Martin Drury then displayed his examination of shadows which he showed on a loose leaf photobook looking like an artist’s sketchbook

Martin separated his work into four themes:

  1. The dark part of a picture
  2. Silhouette
  3. Intercepted light
  4. A dark projection onto a surface

 

 

A dark projection onto a surface                    The dark part of a picture

 

 

Intercepted light (upper panel)    Silhouette ( lower panel)

 

On seeing the first category ( The dark part of the picture ), Nigel Tooby alluded to the cover of Led Zepplin’s 1976 album ‘ Presence ‘. The image, created by Hipgnosis shows various images of a family interacting with a black obelisk shaped object. The explanation for these images by the designer was  'When I think of the group, I always think of power and force. There's a definite presence there.'

Martin’s image of the silhouette echoed Ansel Adams’ notable  photograph of a tree silhouetted at sunrise. Adams used the term extract rather than abstract for the technique. Such work brought to mind the Tibetan word Miksang – meaning hidden eye. The concept is to uncover the hidden meaning i.e to perceive directly without the burden of habitual likes and dislikes which cloud clear perception and thereby uncover what is already there. An American exponent of this photographic form was the late John Daido Loori, author of ‘Making love with light ‘ (2000) and "' The Zen of Creativity  : cultivating your artistic life (2007) ' who  became a Zen master. Traditional Japanese artists e.g. Josetsu and Hasegawa Tohaku inspired Monet, who collected that genre of work. Minimalist Photography as espoused by Michael Kenna and John Daido Loorie looks to remove superfluity and distraction.

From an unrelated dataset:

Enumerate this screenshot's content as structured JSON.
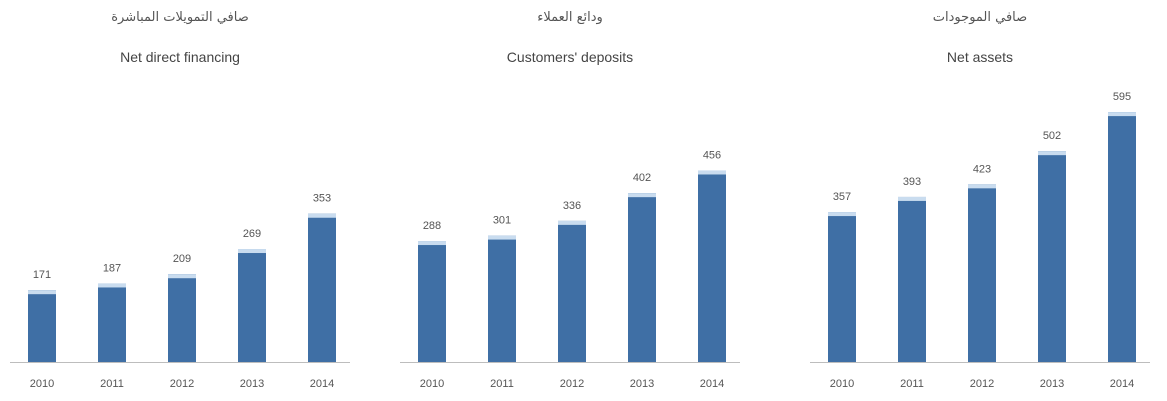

https://www.youtube.com/watch…

As Junichiro Tanizaki said “Find beauty not only in the thing itself but also in the pattern of the shadows, the light and dark, which that thing provides”……………..

When Bodhisattva Avalokitesvara practised the deep Prajnaparamita, he saw that the five skandhas were empty; thus he overcame all ills and suffering.

"O Sariputra! Form does not differ from the void, and the void does not differ from the form. Form is the void, and the void is form. The same is true for feelings, conceptions, impulses and consciousness.

O Sariputra, the characteristics of the void is not created, not annihilated, not impure, not pure, not increasing, not decreasing.

Thus, in the void there are no forms and no feelings, conceptions, impulses and no consciousness: there is no eye, ear, nose, tongue, body or mind; there is no form, sound, smell, taste, touch or idea; no eye elements, until we come to no elements of consciousness; no ignorance and also no ending of ignorance, until we come to no old age and death; and no ending of old age and death.

Furthermore, there is no truth of suffering, of the cause of suffering, of the cessation of suffering or of the path. There is no wisdom, and there is no attainment whatsoever. Because there is nothing to be attained, a Bodhisattva relying on Prajnaparamita has no obstruction in his heart. Because there is no obstruction he has no fear, and he passes far beyond all confused imagination and reaches Ultimate Nirvana. Artists may wish to reflect on this.

All Buddhas in the past, present and future have attained Supreme Enlightenment by relying on the Prajnaparamita, the supreme magic Mantra, the great Mantra of illumination, which can truly wipe out all suffering without fail."

"Gate, Gate, Paragate, Parasemgate Bodhi-svaha!"

The RPS meeting concluded with Patricia showing back issues of the RPS Contemporary Group journal “ Contemporary Photography “, which she edits.